I use a backup service which mirrors the contents of directories to The CloudTM. One of the dirs I make it mirror is a directory special remote with encryption and chunking which I move data into.
Now I would like to make GA aware of the second copy that the mirroring service creates of that special remote.
I use BTRFS as the underlying FS, so my idea is it to store the special remote inside a subvolume and then snapshot it before sending it off to mirror. (The same could probably be done with hardlinks as special remotes are read- and unlink-only.) This way I've got a local directory which represents the state of the remote mirror once the service's tool is done uploading it.
My idea was to then let GA know about it in the form of a second directory special remote to give me the correct numcopies count.
The problem I have run into here is that there does not seem to be a way to get GA to "import" pre-existing state of a directory special remote. I just can't get it to recognise the existance of the keys inside it.
I could probably hack up an something that could query the mirrored keys directly and maybe make a special remote out of that but the same problem would apply here as it's still a special remote that changes outside of GA's control.

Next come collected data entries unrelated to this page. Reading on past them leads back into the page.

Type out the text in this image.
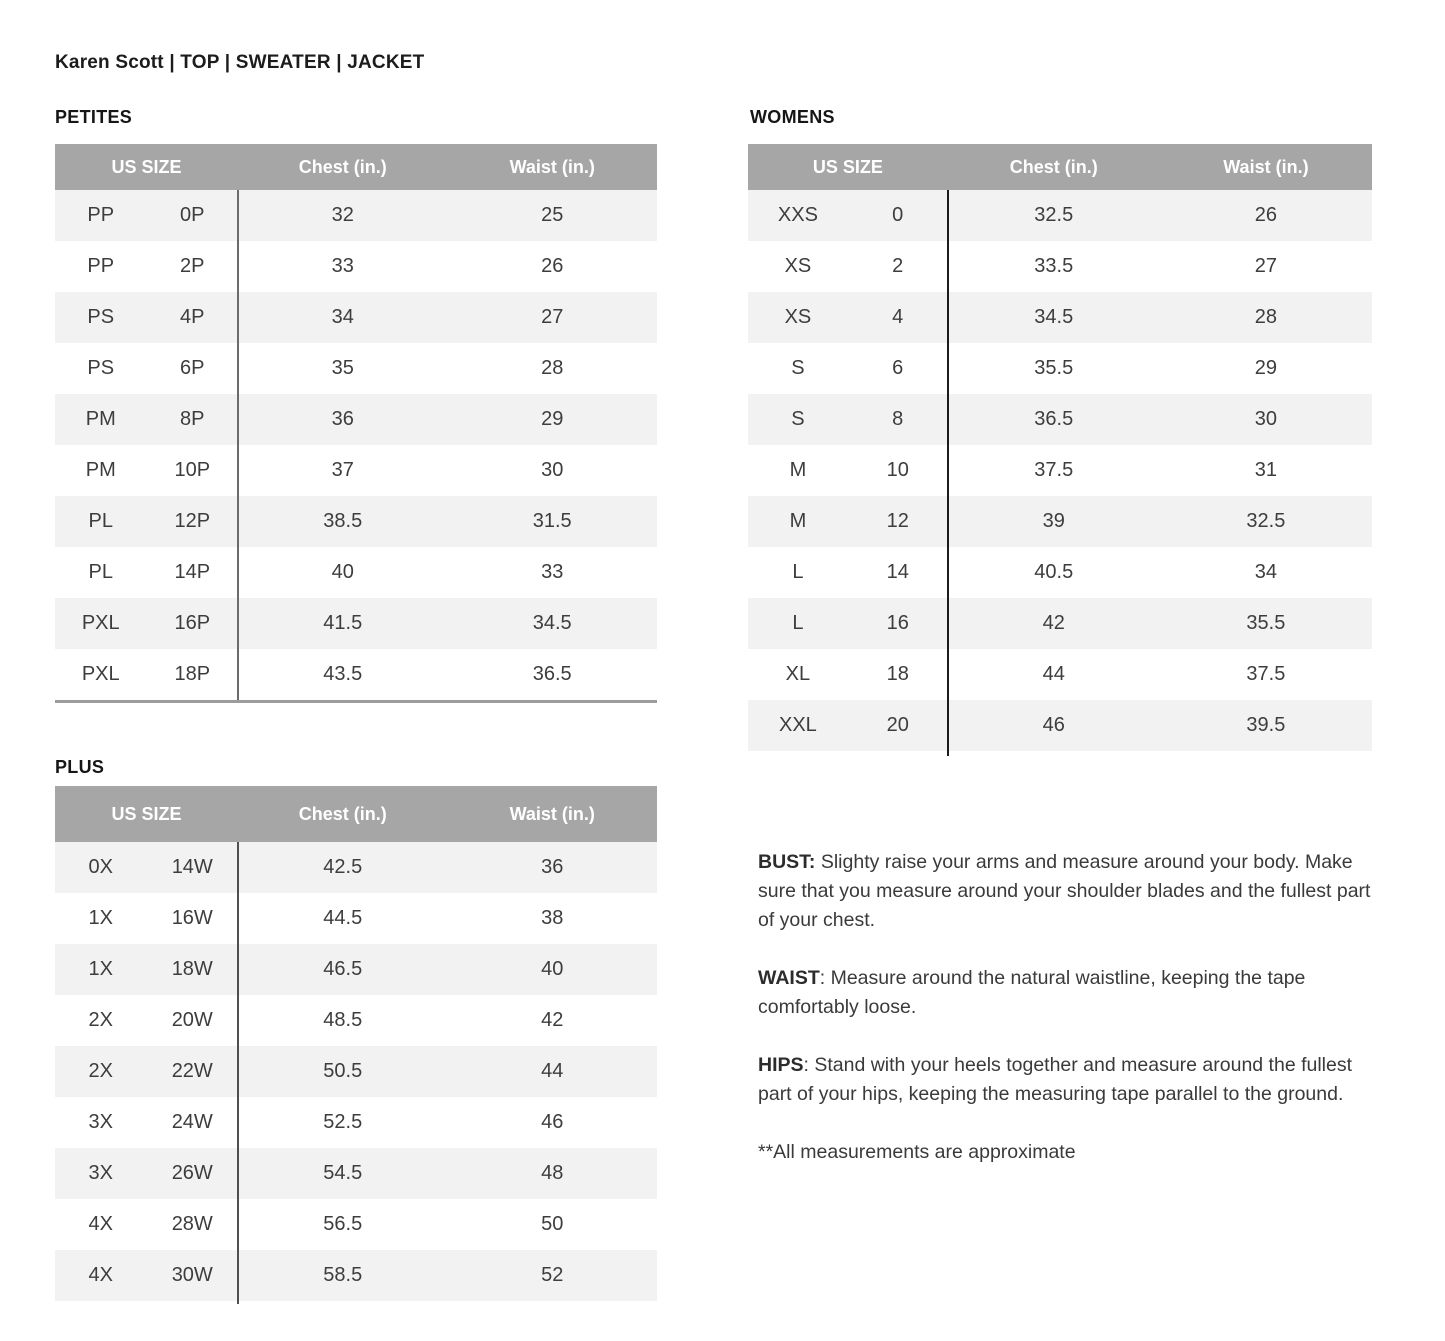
Karen Scott | TOP | SWEATER | JACKET
PETITES
US SIZE	Chest (in.)	Waist (in.)
PP	0P	32	25
PP	2P	33	26
PS	4P	34	27
PS	6P	35	28
PM	8P	36	29
PM	10P	37	30
PL	12P	38.5	31.5
PL	14P	40	33
PXL	16P	41.5	34.5
PXL	18P	43.5	36.5
WOMENS
US SIZE	Chest (in.)	Waist (in.)
XXS	0	32.5	26
XS	2	33.5	27
XS	4	34.5	28
S	6	35.5	29
S	8	36.5	30
M	10	37.5	31
M	12	39	32.5
L	14	40.5	34
L	16	42	35.5
XL	18	44	37.5
XXL	20	46	39.5
PLUS
US SIZE	Chest (in.)	Waist (in.)
0X	14W	42.5	36
1X	16W	44.5	38
1X	18W	46.5	40
2X	20W	48.5	42
2X	22W	50.5	44
3X	24W	52.5	46
3X	26W	54.5	48
4X	28W	56.5	50
4X	30W	58.5	52

BUST: Slighty raise your arms and measure around your body. Make sure that you measure around your shoulder blades and the fullest part of your chest.

WAIST: Measure around the natural waistline, keeping the tape comfortably loose.

HIPS: Stand with your heels together and measure around the fullest part of your hips, keeping the measuring tape parallel to the ground.

**All measurements are approximate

Is there a way of doing what I want that I may have overlooked? Is there a better way of making GA aware of this external copy perhaps?
Thanks, - Atemu
Hi, I tested it with
encryption=shared
and it works, but not with chunking. When creating the 2nd remote, you have to look up the cipher of the first one withgit cat-file blob git-annex:remote.log
and pass it to initremote withcipher=
. Finally, after externally copying everything from the 1st remote to the 2nd remote, you have to rungit annex fsck --fast --all --from=remote2
to make git-annex aware of the copies.I think it should be possible to get this to work with chunking, if you have git-annex version 8.20201103 or newer, and if you configure the second special remote with the same chunk size.
git-annex records state about a special remote's chunks, and that state is not available for the second special remote. Which used to prevent accessing chunks when the information is not available, but that version made it fall back to trying chunks of the configured chunk size.
See the bug report that resulted in that change for details: ?strong> information in git-annex does not try chunks
Oh also this only works with keys that have a recorded size. Which is most of them, but git-annex addurl --fast adds keys without a recorded size.
An alternative you might consider is to use the --sameas flag to initremote when setting up the second remote. Then git-annex would consider the two remotes as one repository, which means it only considers them to be one copy, but also it can retrieve content from either.
If git-annex only had a way to treat a repository a more than 1 copy, that would do just what you want. I do think there might be the possibility to add such a feature, but it would need some thought. repositories that count as more than one copy
I used the exact same settings for the second special remote as the first one:
type=directory chunk=50MiB encryption=hybrid mac=HMACSHA256
.GA was 8.20200810 though because my server machine is built from the stable Nixpkgs channel; I will test that again with the most recent version tomorrow.
--sameas
won't help here; the special remotes are accessible via the same FS (the second is just a btrfs snapshot of the first) and they'd still only count as one copy. That's the same situation I have right now.Counting it as two copies would work but there is a large delay between having moved the files to the special remote and them actually being mirrored (residential internet upload) which means the numcopies of somewhat newly added files wouldn't be correct. It'd be a step up though.
It worked! Thank you so much you two!
The cipher was indeed different for some reason, what could cause that?